Today, Microsoft's DirectX team unveiled a new feature called Advanced Shader Delivery. This feature will make its debut on the ROG Xbox Ally and ROG Xbox Ally X handhelds (now officially inbound on October 16 for $549.99 and $899.99, respectively), but it will eventually roll out to regular PCs. A dedicated AgilitySDK will be released to game developers next month, allowing them to integrate the functionality in their upcoming and even existing games.
The purpose of Advanced Shader Delivery, which was co-developed with Xbox and AMD, is to address one of the banes of PC gamers: shader stuttering. The DirectX team said:
We have partnered with teams across Xbox and at AMD to precompile this data and distribute it at download time for key titles via the Xbox PC app This approach not only gets you into your games faster, but it also prevents most instances of stutter that cause performance issues. As an example, in Obsidian Entertainment’s Avowed, our engineering teams observed launch times reduced by as much as 85%. This not only means you’re playing your game faster, but your battery life is spent on playtime, not compiling.
The process involves a new method of collecting shader data from any game and packaging it in a new, standardized format called a State Object Database (SODB).

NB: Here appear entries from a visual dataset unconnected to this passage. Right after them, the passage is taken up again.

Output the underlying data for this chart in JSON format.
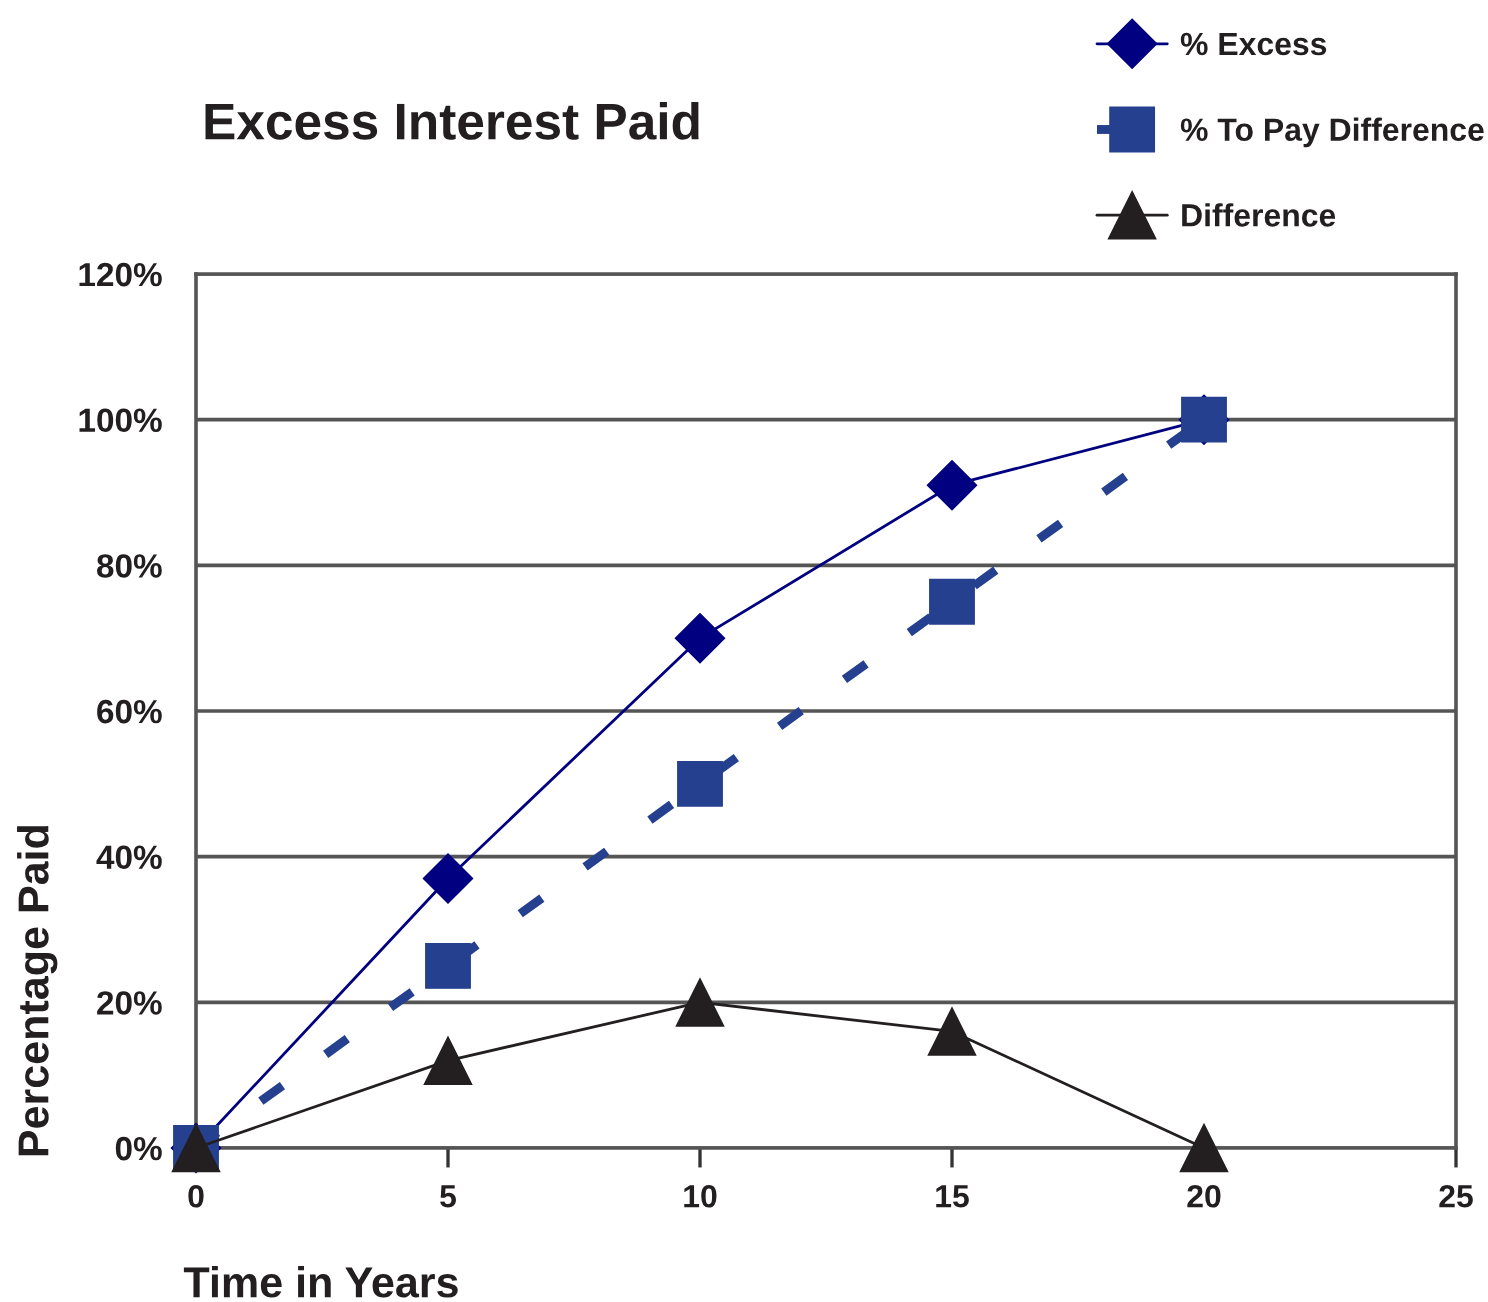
{
  "chart_data": {
    "type": "line",
    "title": "Excess Interest Paid",
    "xlabel": "Time in Years",
    "ylabel": "Percentage Paid",
    "x": [
      0,
      5,
      10,
      15,
      20
    ],
    "series": [
      {
        "name": "% Excess",
        "color": "#000080",
        "values": [
          0,
          37,
          70,
          91,
          100
        ],
        "marker": "diamond",
        "line_style": "solid"
      },
      {
        "name": "% To Pay Difference",
        "color": "#25408f",
        "values": [
          0,
          25,
          50,
          75,
          100
        ],
        "marker": "square",
        "line_style": "dashed"
      },
      {
        "name": "Difference",
        "color": "#231f20",
        "values": [
          0,
          12,
          20,
          16,
          0
        ],
        "marker": "triangle",
        "line_style": "solid"
      }
    ],
    "xlim": [
      0,
      25
    ],
    "xticks": [
      0,
      5,
      10,
      15,
      20,
      25
    ],
    "ylim": [
      0,
      120
    ],
    "yticks": [
      {
        "value": 0,
        "label": "0%"
      },
      {
        "value": 20,
        "label": "20%"
      },
      {
        "value": 40,
        "label": "40%"
      },
      {
        "value": 60,
        "label": "60%"
      },
      {
        "value": 80,
        "label": "80%"
      },
      {
        "value": 100,
        "label": "100%"
      },
      {
        "value": 120,
        "label": "120%"
      }
    ],
    "grid": "y",
    "legend": "top right"
  }
}
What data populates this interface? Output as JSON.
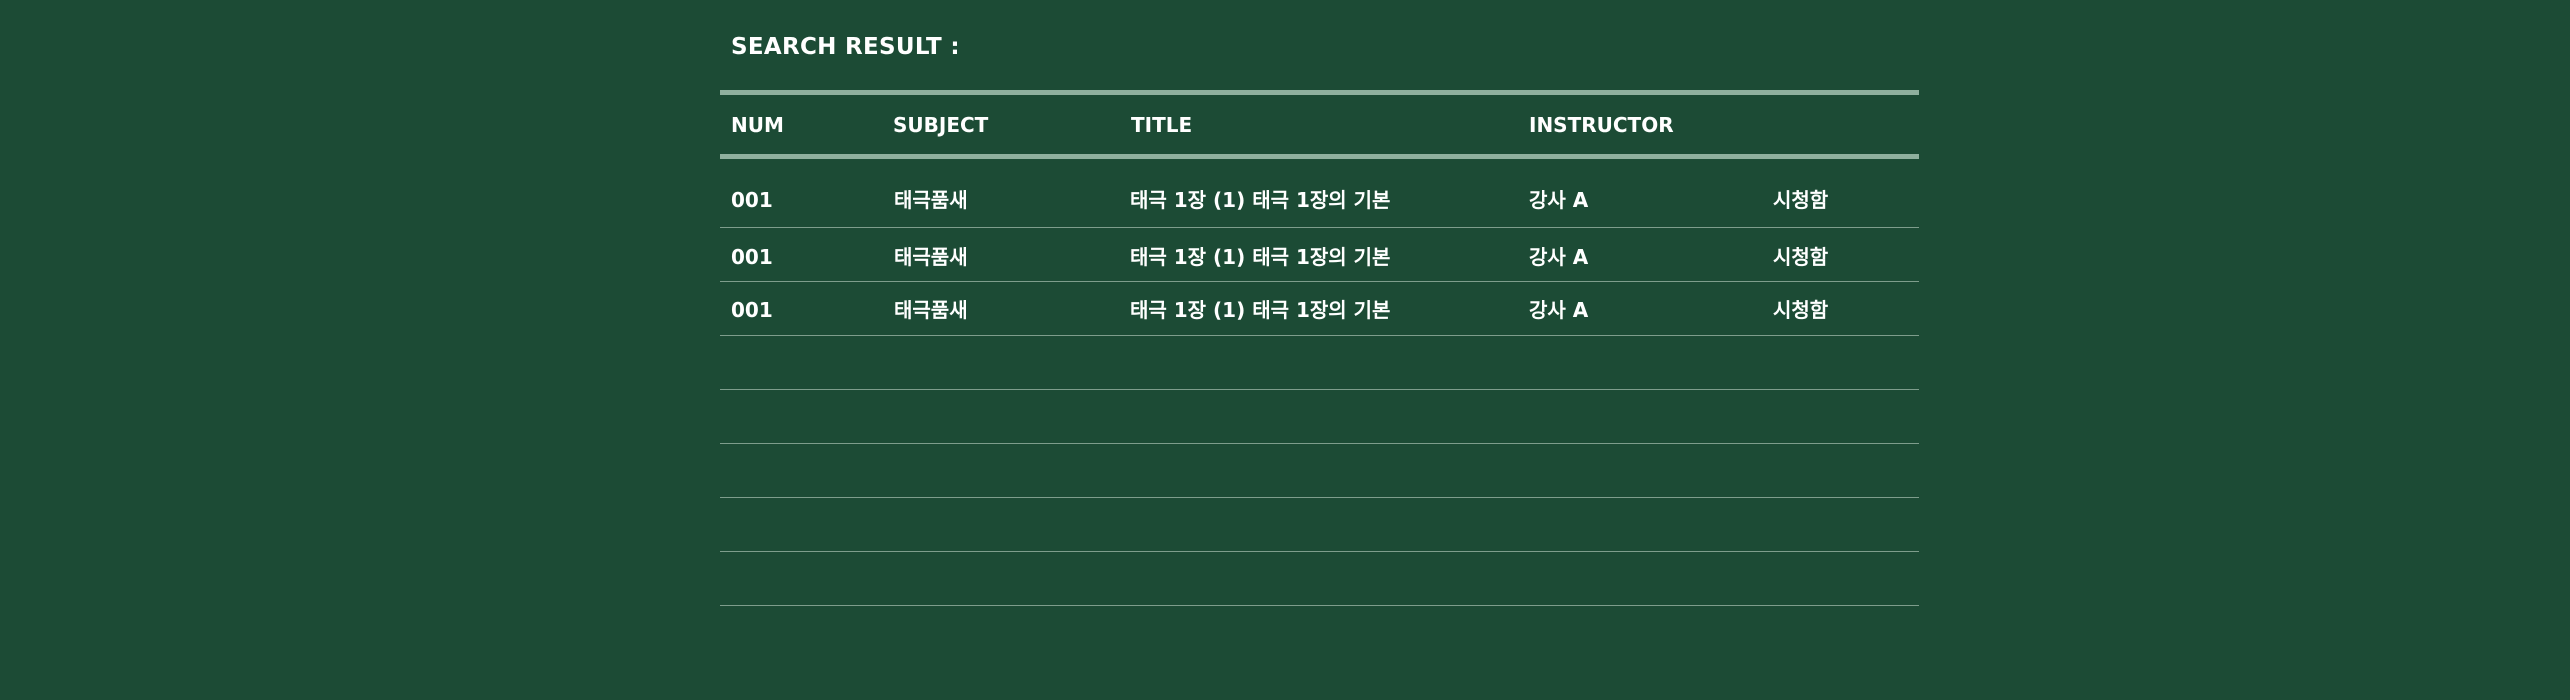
{
  "search": {
    "title": "SEARCH RESULT :"
  },
  "table": {
    "headers": {
      "num": "NUM",
      "subject": "SUBJECT",
      "title": "TITLE",
      "instructor": "INSTRUCTOR",
      "status": ""
    },
    "rows": [
      {
        "num": "001",
        "subject": "태극품새",
        "title": "태극 1장 (1) 태극 1장의 기본",
        "instructor": "강사 A",
        "status": "시청함"
      },
      {
        "num": "001",
        "subject": "태극품새",
        "title": "태극 1장 (1) 태극 1장의 기본",
        "instructor": "강사 A",
        "status": "시청함"
      },
      {
        "num": "001",
        "subject": "태극품새",
        "title": "태극 1장 (1) 태극 1장의 기본",
        "instructor": "강사 A",
        "status": "시청함"
      }
    ]
  },
  "colors": {
    "background": "#1c4b35",
    "text": "#ffffff",
    "rule_thick": "#8fb09e",
    "rule_thin": "#7e9d8c"
  }
}
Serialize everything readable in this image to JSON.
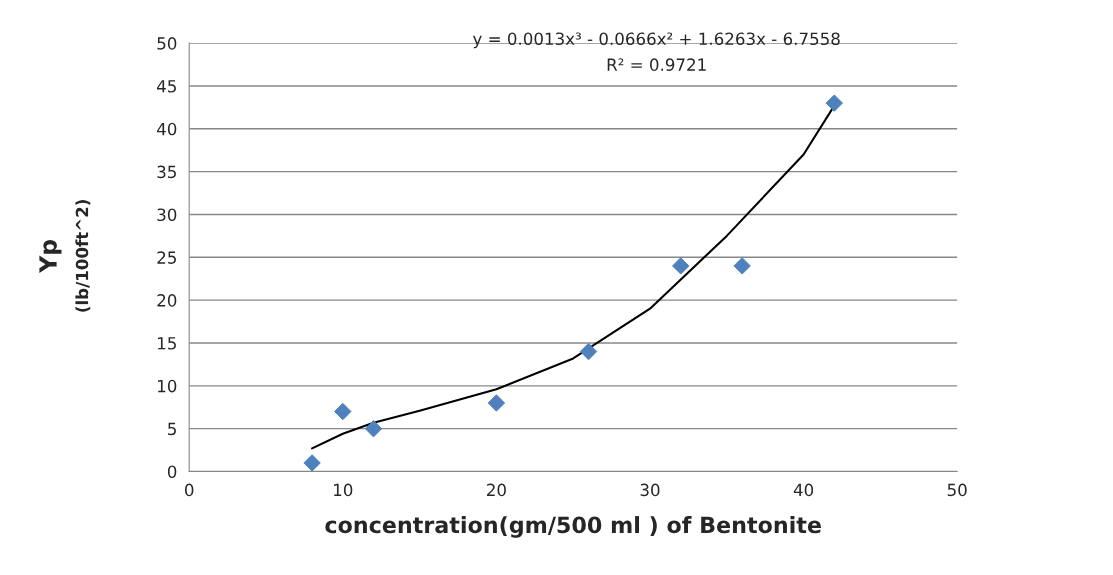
{
  "chart_data": {
    "type": "scatter",
    "xlabel": "concentration(gm/500 ml ) of Bentonite",
    "ylabel": "Yp\n(lb/100ft^2)",
    "xlim": [
      0,
      50
    ],
    "xticks": [
      0,
      10,
      20,
      30,
      40,
      50
    ],
    "ylim": [
      0,
      50
    ],
    "yticks": [
      0,
      5,
      10,
      15,
      20,
      25,
      30,
      35,
      40,
      45,
      50
    ],
    "grid": "y",
    "marker": "diamond",
    "series": [
      {
        "color": "#4f81bd",
        "x": [
          8,
          10,
          12,
          20,
          26,
          32,
          36,
          42
        ],
        "values": [
          1,
          7,
          5,
          8,
          14,
          24,
          24,
          43
        ]
      },
      {
        "type": "line",
        "color": "#000000",
        "marker": "none",
        "line_style": "solid",
        "x": [
          8,
          10,
          12,
          15,
          20,
          25,
          30,
          35,
          40,
          42
        ],
        "values": [
          2.7,
          4.4,
          5.7,
          7.1,
          9.6,
          13.2,
          19.0,
          27.5,
          37.0,
          42.7
        ]
      }
    ],
    "annotations": [
      "y = 0.0013x³ - 0.0666x² + 1.6263x - 6.7558",
      "R² = 0.9721"
    ]
  }
}
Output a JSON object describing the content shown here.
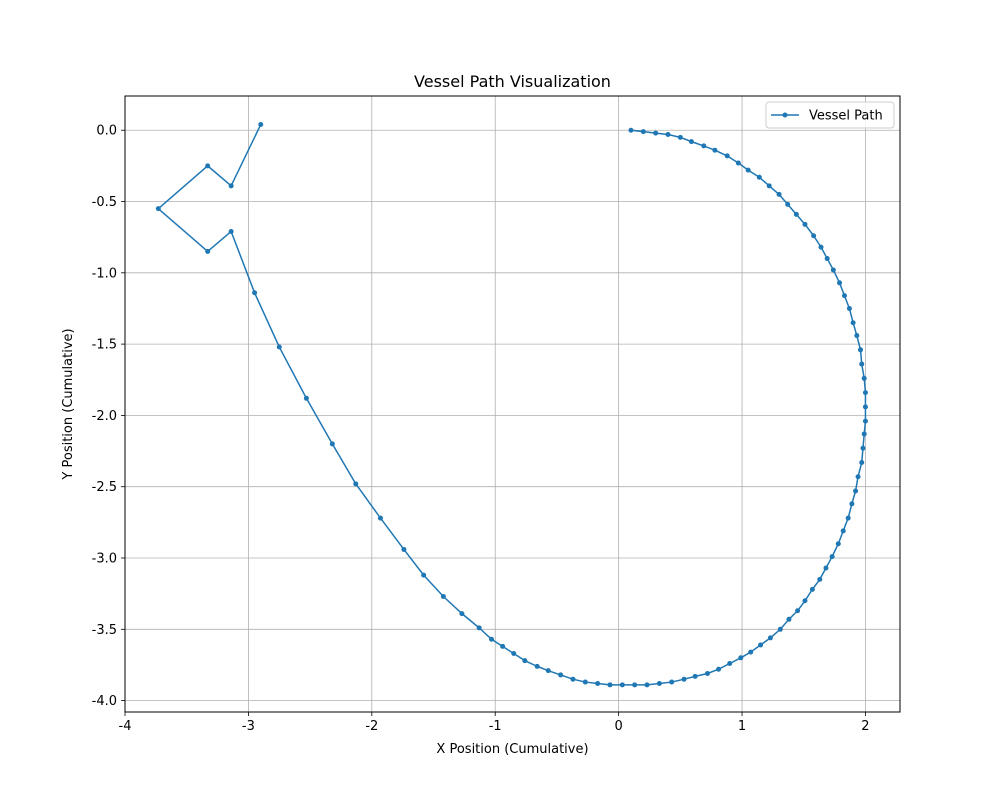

The DirectX engineers successfully separated the shader compiler from the graphics driver and united the game data in the SODB with the compiler in the cloud to create a Precompiled Shader Database (PSDB). The PSDB can then be distributed by the Xbox Store alongside the game, supplementing the shader cache. When a game runs for the first time, it sees that all the necessary shaders are already available in a Windows cache and can therefore skip the compilation step on the gaming device. If a device receives a driver update, the app will detect this and automatically update the shader cache.
The caveat is that in the beginning, this will only work on titles distributed via the Xbox app, not Steam (or the Epic Games Store, GOG, Ubisoft Connect, etc.). However, other storefronts may eventually integrate the feature via the upcoming AgilitySDK.
It'll be intriguing to see whether Advanced Shader Delivery can truly help with solving the issue of shader stuttering in PC games.